「偽装ラブホ根絶!」のはずが…改正風営法は抜け道だらけ? 産経新聞 2011/01/10 13:22
「裸のおじさん」に車、ビラ…困惑する住民
「今日、裸のおじさんを見たよ」
数年前、大阪市西区のとある小学校で、児童がとんでもない光景に出くわした。
小学校前の約6メートル幅の道路を挟んだ向かい側に建っていたのは「ラブホテル」。おじさんは学校にいた児童らに向かって建物から手を振っていたという。
風営法は商業地域以外の区域や学校、図書館などの保護対象施設から200mの範囲内で、ラブホの営業を禁止している。
禁止地域には昭和59年の改正風営法施行前に建てられ、既得権で営業しているラブホもあるが、実際はラブホと大して変わらない外観や設備を備えているにもかかわらず、同法の規制を受けない「偽装ラブホ」が野放しとなっていた。
偽装ラブホ周辺では「裸のおじさん」以外にも、さまざまな子供への影響がある。建物から急いで出ようと急発進した車にひかれそうになったり、下校途中にピンクビラを拾い、両親に「これなあに?」と無垢(むく)な表情で尋ねたり…。

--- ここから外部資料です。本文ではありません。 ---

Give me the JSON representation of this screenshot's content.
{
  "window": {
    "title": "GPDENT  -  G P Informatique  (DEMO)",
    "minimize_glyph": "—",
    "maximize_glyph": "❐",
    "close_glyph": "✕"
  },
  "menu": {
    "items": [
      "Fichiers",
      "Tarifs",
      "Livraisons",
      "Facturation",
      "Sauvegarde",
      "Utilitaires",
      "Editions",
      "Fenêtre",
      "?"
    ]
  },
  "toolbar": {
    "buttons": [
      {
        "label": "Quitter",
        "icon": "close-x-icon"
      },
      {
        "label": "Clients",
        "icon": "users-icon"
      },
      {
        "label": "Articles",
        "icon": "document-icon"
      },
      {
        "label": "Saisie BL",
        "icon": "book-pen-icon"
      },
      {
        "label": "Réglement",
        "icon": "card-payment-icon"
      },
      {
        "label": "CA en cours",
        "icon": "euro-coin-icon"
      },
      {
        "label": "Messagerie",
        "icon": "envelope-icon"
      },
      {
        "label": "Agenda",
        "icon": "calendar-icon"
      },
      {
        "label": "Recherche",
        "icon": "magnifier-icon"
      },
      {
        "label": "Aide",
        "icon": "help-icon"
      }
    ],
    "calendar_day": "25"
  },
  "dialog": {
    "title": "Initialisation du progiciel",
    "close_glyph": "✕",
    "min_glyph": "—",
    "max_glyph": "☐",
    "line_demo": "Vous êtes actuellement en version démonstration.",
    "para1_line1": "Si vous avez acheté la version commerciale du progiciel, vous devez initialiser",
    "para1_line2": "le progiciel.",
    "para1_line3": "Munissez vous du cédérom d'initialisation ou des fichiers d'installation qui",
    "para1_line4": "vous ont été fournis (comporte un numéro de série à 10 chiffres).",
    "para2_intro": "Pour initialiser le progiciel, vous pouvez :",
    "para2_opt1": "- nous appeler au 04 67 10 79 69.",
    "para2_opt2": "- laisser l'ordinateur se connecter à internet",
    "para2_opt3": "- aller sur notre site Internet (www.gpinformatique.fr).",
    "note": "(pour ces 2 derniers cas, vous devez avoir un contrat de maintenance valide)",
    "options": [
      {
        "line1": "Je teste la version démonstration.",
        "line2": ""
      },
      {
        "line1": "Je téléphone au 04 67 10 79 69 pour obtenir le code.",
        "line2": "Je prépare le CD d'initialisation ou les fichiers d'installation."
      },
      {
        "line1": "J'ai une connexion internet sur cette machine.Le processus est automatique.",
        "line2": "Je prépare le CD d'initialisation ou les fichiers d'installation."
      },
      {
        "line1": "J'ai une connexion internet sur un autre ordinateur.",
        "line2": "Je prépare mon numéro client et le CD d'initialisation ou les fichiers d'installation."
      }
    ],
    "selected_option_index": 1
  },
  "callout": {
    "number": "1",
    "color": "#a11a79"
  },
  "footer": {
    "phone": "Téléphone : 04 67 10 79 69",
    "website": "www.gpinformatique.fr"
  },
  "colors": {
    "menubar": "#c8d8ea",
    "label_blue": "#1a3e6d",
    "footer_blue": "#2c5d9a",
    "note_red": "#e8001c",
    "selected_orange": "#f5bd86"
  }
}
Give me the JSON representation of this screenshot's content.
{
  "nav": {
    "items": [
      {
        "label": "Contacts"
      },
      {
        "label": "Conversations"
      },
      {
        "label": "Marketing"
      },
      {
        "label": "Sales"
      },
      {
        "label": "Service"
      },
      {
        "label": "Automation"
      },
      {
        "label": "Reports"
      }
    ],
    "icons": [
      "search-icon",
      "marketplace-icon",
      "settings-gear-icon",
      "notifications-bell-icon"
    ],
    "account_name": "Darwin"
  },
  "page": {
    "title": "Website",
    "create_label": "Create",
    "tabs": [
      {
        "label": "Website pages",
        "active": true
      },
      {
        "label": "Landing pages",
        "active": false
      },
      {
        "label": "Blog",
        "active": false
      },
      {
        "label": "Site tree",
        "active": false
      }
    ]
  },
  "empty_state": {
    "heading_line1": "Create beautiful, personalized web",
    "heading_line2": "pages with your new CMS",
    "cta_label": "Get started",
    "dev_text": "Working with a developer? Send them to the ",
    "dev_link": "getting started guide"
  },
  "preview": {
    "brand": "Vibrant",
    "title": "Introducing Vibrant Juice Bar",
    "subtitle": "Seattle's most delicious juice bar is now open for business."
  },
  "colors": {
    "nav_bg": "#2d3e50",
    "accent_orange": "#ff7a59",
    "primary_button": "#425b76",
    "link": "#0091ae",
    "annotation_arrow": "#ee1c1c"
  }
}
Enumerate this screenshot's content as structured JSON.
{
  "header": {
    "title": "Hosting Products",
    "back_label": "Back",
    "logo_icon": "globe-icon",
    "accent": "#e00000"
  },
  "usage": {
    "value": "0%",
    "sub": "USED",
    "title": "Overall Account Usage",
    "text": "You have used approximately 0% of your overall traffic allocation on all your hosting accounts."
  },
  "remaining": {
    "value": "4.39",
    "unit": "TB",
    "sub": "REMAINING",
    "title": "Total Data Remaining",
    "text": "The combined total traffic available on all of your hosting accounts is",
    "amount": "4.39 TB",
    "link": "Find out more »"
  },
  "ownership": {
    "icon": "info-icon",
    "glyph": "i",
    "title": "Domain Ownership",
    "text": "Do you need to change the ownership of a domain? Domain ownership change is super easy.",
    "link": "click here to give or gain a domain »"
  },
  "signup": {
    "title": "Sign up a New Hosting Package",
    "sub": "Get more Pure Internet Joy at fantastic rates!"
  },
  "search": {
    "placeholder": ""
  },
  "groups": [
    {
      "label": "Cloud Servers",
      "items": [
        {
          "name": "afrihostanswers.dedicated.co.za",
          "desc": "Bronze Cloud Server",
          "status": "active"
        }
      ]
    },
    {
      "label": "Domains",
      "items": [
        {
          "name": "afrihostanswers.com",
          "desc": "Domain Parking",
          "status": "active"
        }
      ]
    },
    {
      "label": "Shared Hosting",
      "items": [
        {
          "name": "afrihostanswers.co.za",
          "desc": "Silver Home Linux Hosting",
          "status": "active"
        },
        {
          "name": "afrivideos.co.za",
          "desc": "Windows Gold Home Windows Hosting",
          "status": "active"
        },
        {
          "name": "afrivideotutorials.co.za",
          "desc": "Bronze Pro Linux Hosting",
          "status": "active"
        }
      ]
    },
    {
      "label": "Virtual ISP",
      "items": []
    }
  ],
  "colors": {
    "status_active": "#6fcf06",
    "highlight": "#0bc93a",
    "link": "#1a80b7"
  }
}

NPO法人「全国偽装ラブホテルをなくす会」(神戸市東灘区)には、全国各地から日々、さまざまな相談が舞い込んでくる。
兵庫県明石市で、自宅の真裏に偽装ラブホが建ったとの相談を寄せた住人もいた。自宅のベランダと偽装ラブホのベランダが接近しているという。
「子供に見せたくないものを見せてしまうかもしれない」
この住人は苦悩の末、築10年に満たない家を手放し、引越しを余儀なくされた。